Der Schmerz über den Verlust dürfte Anna lange zu schaffen machen. Restlos abschütteln kann sie ihn wahrscheinlich nie, mögen bald auch andere Probleme den Alltag bestimmen. Davon gibt es wie für alle Angehörigen ihrer Generation reichlich – angefangen von der erst Ende 1923 gestoppten Hyperinflation über deren ruinöse Folgen für die Landwirtschaft bis hin zur aus den USA herüberschwappenden Weltwirtschaftskrise Anfang der 1930er Jahre. Die radikalen Lösungen, die die seit Anfang 1933 regierenden Nationalsozialisten anbieten, mögen auf den ersten Blick Wirkung entfalten. Moralisch sind sie jedoch schon allein aufgrund ihrer völkischen und sozialdarwinistischen Grundlagen zutiefst verwerflich und zudem außenpolitisch brandgefährlich, mag Letzteres in den ersten Jahren der NS-Herrschaft auch nicht jedem Betrachter sofort ins Auge fallen.

Für Anna sind die 1930er Jahre davon losgelöst vor allem durch permanenten Familienzuwachs gekennzeichnet.
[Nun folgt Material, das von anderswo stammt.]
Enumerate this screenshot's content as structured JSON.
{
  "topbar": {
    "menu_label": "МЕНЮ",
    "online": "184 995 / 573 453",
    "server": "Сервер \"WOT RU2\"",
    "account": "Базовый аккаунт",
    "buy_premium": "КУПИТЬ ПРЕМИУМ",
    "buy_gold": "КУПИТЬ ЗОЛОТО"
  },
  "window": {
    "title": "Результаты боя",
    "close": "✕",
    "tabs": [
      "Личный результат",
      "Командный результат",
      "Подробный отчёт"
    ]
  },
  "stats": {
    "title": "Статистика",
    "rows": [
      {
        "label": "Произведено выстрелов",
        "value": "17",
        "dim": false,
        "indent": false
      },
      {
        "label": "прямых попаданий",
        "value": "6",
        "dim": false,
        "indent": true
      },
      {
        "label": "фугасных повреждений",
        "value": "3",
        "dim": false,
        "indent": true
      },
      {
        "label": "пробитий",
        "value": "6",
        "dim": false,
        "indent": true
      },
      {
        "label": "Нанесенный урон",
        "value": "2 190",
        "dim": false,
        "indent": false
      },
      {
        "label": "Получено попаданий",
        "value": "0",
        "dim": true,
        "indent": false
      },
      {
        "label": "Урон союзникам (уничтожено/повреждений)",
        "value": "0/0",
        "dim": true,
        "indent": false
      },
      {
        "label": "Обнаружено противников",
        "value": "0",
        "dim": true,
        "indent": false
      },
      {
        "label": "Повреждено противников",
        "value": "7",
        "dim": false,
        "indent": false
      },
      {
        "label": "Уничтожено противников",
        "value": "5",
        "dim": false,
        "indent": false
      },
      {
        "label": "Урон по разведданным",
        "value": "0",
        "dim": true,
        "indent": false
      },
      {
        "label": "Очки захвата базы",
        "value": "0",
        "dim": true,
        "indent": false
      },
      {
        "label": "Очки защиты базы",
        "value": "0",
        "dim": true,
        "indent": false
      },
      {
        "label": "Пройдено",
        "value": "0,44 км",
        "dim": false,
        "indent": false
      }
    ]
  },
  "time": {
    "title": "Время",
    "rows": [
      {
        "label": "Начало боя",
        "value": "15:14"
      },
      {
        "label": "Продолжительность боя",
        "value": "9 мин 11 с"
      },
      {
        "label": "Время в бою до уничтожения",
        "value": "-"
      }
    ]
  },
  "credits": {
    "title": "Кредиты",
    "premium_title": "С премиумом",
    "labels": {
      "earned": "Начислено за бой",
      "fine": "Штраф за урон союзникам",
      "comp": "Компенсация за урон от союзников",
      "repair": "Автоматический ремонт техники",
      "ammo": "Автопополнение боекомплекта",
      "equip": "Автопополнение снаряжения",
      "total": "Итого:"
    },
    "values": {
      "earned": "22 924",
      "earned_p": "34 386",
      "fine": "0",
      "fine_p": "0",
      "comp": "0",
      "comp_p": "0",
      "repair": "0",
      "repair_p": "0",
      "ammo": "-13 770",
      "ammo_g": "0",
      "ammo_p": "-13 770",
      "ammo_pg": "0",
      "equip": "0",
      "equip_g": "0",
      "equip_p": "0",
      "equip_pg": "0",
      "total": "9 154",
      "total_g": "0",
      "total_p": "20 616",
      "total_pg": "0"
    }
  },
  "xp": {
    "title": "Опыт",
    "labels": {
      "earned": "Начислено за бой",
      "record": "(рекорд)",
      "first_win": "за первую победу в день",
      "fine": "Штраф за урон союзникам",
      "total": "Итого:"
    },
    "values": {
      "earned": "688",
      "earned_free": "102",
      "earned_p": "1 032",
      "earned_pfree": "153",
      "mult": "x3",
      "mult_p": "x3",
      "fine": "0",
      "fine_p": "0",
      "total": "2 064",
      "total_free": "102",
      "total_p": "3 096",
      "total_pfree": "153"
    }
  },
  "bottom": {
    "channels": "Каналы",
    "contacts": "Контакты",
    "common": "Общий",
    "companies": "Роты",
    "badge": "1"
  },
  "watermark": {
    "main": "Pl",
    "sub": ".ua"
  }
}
Alle drei ihr verbliebenen Kinder heiraten, mit Almas Tochter Hanna wird schon im August 1931 das erste Enkelkind geboren. Mit Gernot, Christa, Gunda, Edith, Hilmar und Erika kommen bis zum Ende des Jahrzehnts sechs weitere hinzu. Dann bricht mit dem deutschen Überfall auf Polen der Zweite Weltkrieg los, der in Annas direktem Umfeld eine neue Lücke reißt: Schwiegersohn Johann Schlötelburg, Ehemann von Mathilde sowie Vater von Gernot und Erika, verliert während des Russland-Feldzugs unter nie geklärten Umständen sein Leben.

Im September 1946 wird Anna zum letzten Mal Großmutter: Hans‘ Ehefrau Käte bringt Tochter Traute zur Welt. Sie sieht Anna in den folgenden Jahren zusammen mit den Schwestern Christa und Edith auf dem Hoffrogge-Hof aufwachsen, ehe eine möglicherweise schon länger zurückliegende Infektion mit Tuberkulose ihr mehr und mehr die Kraft raubt. Anna stirbt am 1. März 1953 und wird vier Tage später in Hude auf dem Friedhof der St.-Elisabeth-Kirche beerdigt.